Q Developer is an AI coding assistant integrated into IDEs and CLI. It uses your codebase context.

```bash
# Install Q CLI
pip install amazon-q-developer-cli   # or via AWS Toolkit in VS Code / JetBrains

# CLI usage
q chat "explain this CloudFormation template"
q chat --file template.yaml "what security issues does this have?"

# Inline code suggestions: available in VS Code / JetBrains via AWS Toolkit extension
# Enable: Settings → AWS → Amazon Q → Enable Q Developer

# Q for command line (chat in terminal)
q --context . "write a Python Lambda that reads from SQS and writes to DynamoDB"
```

---

## Guardrails & Gotchas

- **Bedrock model availability** — not all models available in all regions.

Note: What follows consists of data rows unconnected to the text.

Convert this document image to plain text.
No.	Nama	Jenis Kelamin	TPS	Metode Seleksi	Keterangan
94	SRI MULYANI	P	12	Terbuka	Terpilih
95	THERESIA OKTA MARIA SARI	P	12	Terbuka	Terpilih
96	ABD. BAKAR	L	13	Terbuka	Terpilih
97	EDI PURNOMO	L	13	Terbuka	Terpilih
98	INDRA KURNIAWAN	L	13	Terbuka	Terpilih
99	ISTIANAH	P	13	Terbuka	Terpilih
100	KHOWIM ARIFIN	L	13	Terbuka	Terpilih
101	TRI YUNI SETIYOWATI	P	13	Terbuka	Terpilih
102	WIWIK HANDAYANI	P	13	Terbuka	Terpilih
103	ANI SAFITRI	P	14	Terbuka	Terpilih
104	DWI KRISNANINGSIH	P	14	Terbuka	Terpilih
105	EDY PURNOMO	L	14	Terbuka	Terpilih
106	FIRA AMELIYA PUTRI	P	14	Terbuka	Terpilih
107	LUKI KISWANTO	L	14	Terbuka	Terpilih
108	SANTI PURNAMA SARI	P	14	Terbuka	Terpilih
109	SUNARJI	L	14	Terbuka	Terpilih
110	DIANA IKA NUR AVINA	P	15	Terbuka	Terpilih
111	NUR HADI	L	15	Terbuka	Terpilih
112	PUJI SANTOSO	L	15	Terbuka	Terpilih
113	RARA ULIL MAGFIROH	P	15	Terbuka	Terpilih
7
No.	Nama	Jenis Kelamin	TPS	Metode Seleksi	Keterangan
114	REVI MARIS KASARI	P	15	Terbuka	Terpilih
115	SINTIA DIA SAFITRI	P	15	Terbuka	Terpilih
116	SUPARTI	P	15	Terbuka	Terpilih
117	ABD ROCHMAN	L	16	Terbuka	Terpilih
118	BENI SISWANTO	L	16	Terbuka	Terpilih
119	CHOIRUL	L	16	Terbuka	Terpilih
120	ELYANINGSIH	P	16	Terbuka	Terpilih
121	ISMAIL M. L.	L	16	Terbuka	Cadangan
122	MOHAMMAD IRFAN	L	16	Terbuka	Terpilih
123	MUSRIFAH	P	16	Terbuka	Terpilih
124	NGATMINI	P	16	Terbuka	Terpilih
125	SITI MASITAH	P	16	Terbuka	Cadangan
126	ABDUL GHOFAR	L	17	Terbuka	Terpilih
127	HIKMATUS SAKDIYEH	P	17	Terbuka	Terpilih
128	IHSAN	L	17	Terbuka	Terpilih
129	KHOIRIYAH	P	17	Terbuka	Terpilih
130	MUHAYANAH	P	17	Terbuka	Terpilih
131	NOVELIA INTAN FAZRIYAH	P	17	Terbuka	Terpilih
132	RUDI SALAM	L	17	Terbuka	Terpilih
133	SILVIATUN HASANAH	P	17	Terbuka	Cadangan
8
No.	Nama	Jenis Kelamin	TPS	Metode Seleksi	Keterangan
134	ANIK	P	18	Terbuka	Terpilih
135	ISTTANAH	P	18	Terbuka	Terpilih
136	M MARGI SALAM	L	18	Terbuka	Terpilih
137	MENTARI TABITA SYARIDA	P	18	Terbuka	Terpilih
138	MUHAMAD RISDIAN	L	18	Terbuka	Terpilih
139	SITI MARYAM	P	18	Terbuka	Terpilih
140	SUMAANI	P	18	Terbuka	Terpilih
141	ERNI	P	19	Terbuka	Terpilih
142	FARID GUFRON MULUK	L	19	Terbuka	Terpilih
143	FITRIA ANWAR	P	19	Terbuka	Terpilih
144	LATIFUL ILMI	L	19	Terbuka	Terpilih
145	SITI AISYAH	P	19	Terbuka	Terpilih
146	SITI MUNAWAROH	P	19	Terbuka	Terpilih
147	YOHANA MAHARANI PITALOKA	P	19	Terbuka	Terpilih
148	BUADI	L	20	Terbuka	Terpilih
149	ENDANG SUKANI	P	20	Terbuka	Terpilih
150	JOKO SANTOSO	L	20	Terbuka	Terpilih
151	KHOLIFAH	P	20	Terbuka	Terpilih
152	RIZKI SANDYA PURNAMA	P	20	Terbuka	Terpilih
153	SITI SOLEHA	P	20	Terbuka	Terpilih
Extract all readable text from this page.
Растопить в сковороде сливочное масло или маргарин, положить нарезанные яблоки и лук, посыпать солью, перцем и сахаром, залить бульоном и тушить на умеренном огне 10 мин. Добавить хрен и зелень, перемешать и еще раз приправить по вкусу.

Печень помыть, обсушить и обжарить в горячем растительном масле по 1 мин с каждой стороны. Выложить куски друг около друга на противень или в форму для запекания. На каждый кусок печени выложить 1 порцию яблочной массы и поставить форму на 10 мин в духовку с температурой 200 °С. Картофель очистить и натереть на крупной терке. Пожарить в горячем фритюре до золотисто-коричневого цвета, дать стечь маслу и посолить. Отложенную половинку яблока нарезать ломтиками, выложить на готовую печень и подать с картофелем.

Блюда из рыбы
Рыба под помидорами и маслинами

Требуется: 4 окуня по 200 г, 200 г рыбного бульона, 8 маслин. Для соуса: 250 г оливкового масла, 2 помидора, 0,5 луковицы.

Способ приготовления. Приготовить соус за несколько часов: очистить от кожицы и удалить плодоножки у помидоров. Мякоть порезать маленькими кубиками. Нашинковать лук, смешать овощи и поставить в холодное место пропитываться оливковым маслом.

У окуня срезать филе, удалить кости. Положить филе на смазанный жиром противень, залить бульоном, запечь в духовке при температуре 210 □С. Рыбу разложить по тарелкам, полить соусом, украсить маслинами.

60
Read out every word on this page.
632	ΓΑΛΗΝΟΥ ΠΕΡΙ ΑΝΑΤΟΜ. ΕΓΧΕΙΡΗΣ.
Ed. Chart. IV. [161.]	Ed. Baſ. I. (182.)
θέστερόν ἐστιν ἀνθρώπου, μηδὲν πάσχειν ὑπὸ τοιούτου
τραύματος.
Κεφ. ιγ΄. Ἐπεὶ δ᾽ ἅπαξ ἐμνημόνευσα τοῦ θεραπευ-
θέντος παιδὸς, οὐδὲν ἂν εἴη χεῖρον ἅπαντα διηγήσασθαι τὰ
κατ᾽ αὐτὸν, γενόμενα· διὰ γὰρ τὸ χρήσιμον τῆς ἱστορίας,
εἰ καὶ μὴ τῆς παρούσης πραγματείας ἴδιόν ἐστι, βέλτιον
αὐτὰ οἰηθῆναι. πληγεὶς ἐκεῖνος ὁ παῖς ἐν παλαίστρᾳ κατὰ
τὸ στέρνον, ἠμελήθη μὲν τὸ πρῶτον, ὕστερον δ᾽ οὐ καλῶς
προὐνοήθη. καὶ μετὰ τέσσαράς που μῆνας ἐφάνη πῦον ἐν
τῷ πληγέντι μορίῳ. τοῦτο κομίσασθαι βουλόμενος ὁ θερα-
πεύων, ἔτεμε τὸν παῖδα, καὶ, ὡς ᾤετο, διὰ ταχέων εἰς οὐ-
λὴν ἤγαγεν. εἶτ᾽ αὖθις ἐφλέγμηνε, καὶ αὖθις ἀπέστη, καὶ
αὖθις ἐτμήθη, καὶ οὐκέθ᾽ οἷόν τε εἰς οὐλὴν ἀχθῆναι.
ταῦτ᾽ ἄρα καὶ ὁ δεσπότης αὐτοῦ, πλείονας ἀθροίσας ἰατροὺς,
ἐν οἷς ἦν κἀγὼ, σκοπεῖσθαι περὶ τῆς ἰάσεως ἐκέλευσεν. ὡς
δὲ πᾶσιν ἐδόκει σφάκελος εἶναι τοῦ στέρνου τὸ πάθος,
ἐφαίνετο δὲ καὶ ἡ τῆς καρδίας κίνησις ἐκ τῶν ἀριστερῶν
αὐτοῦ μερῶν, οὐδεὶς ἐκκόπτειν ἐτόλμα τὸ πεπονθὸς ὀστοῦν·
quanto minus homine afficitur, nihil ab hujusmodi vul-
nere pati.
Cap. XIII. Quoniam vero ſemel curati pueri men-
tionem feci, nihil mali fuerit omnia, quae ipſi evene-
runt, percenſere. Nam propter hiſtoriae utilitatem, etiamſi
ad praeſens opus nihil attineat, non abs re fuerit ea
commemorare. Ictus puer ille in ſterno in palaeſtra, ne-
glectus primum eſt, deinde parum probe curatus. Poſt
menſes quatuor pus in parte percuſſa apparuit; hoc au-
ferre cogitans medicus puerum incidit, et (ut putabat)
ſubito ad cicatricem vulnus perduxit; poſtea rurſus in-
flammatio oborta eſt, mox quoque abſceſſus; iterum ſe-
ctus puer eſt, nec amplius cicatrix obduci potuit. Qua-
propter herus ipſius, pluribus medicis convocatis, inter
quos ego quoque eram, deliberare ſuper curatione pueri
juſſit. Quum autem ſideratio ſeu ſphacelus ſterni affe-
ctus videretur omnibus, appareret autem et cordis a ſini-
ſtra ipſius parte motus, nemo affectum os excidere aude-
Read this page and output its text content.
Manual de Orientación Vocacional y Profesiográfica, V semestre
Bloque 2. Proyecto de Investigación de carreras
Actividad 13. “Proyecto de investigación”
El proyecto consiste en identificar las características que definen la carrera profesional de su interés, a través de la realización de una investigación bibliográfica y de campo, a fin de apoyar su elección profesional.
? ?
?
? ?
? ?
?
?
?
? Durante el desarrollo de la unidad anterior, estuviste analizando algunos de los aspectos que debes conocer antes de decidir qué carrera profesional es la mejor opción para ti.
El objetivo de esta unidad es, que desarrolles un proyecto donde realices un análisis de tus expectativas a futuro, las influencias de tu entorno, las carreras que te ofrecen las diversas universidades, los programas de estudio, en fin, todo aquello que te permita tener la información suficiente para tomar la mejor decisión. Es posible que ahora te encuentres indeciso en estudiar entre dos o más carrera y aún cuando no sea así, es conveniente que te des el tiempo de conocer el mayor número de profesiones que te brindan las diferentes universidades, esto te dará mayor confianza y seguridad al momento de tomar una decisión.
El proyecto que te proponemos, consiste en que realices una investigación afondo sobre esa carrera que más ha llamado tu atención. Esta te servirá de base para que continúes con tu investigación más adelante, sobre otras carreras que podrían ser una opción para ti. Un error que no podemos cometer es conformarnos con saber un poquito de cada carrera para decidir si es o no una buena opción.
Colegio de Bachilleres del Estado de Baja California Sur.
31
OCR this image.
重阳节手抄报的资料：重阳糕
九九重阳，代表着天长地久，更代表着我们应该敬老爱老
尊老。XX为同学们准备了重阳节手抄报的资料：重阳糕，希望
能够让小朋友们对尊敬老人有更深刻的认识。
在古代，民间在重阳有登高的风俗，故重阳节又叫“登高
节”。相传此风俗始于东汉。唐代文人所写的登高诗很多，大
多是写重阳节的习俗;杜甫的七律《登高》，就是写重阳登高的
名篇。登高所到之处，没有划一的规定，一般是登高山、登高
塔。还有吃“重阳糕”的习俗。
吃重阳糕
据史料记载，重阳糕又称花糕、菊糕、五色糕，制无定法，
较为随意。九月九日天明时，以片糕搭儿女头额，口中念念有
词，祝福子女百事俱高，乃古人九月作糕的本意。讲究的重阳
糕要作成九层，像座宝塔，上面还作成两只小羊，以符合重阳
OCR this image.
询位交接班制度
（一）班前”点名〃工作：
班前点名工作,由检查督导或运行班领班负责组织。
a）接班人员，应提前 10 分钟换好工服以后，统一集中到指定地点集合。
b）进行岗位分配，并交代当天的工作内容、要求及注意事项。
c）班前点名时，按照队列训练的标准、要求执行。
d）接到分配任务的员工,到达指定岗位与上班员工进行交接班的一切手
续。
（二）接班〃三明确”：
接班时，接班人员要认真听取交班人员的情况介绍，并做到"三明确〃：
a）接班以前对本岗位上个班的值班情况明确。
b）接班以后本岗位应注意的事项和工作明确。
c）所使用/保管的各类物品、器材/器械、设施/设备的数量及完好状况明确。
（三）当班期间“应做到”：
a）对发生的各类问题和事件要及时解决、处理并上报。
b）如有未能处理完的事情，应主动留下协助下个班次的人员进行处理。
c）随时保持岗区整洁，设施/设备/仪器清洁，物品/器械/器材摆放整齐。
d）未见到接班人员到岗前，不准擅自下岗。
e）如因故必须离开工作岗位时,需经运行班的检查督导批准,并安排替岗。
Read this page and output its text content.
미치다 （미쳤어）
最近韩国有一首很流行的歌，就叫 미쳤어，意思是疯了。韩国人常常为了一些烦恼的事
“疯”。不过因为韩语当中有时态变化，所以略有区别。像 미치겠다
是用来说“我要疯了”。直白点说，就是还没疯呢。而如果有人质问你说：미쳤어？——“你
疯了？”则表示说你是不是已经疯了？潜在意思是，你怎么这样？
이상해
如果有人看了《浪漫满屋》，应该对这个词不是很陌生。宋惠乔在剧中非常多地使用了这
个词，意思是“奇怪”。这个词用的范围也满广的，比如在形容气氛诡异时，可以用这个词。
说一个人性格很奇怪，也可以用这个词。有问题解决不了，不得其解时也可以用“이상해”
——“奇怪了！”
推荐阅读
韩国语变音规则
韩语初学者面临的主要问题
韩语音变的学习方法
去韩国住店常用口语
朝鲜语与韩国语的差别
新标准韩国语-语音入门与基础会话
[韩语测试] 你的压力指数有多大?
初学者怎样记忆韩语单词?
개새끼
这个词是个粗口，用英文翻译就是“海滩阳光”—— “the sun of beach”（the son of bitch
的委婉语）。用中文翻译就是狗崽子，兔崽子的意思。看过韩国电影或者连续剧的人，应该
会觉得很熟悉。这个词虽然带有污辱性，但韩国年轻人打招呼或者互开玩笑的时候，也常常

Check console for your region. Cross-region inference available via inference profiles.
- **Bedrock costs** — on-demand pricing per token. High-volume workloads should use Provisioned Throughput (commit to model units/month).
- **Bedrock Agents Lambda** — your Lambda must return a specific response schema matching the OpenAPI spec. Test with `InvokeAgent` before wiring to prod.
- **SageMaker endpoints never scale to zero** — use Serverless Inference (cold start) or Lambda + batch transform for sporadic workloads.
- **Rekognition streaming** — video analysis uses Kinesis Video Streams, not S3. Different API path.
- **Textract limits** — sync API max 10MB/3000 pages; use async + S3 for anything bigger.
- **Comprehend batch** — single API calls max 25 documents. Use `start-entities-detection-job` for bulk.
- **Knowledge Base embeddings** — changing the embedding model requires re-ingesting all documents. Plan ahead.
- **Q Developer data privacy** — by default, Q may use your code to improve models. Enable "professional tier" for enterprise data privacy guarantees.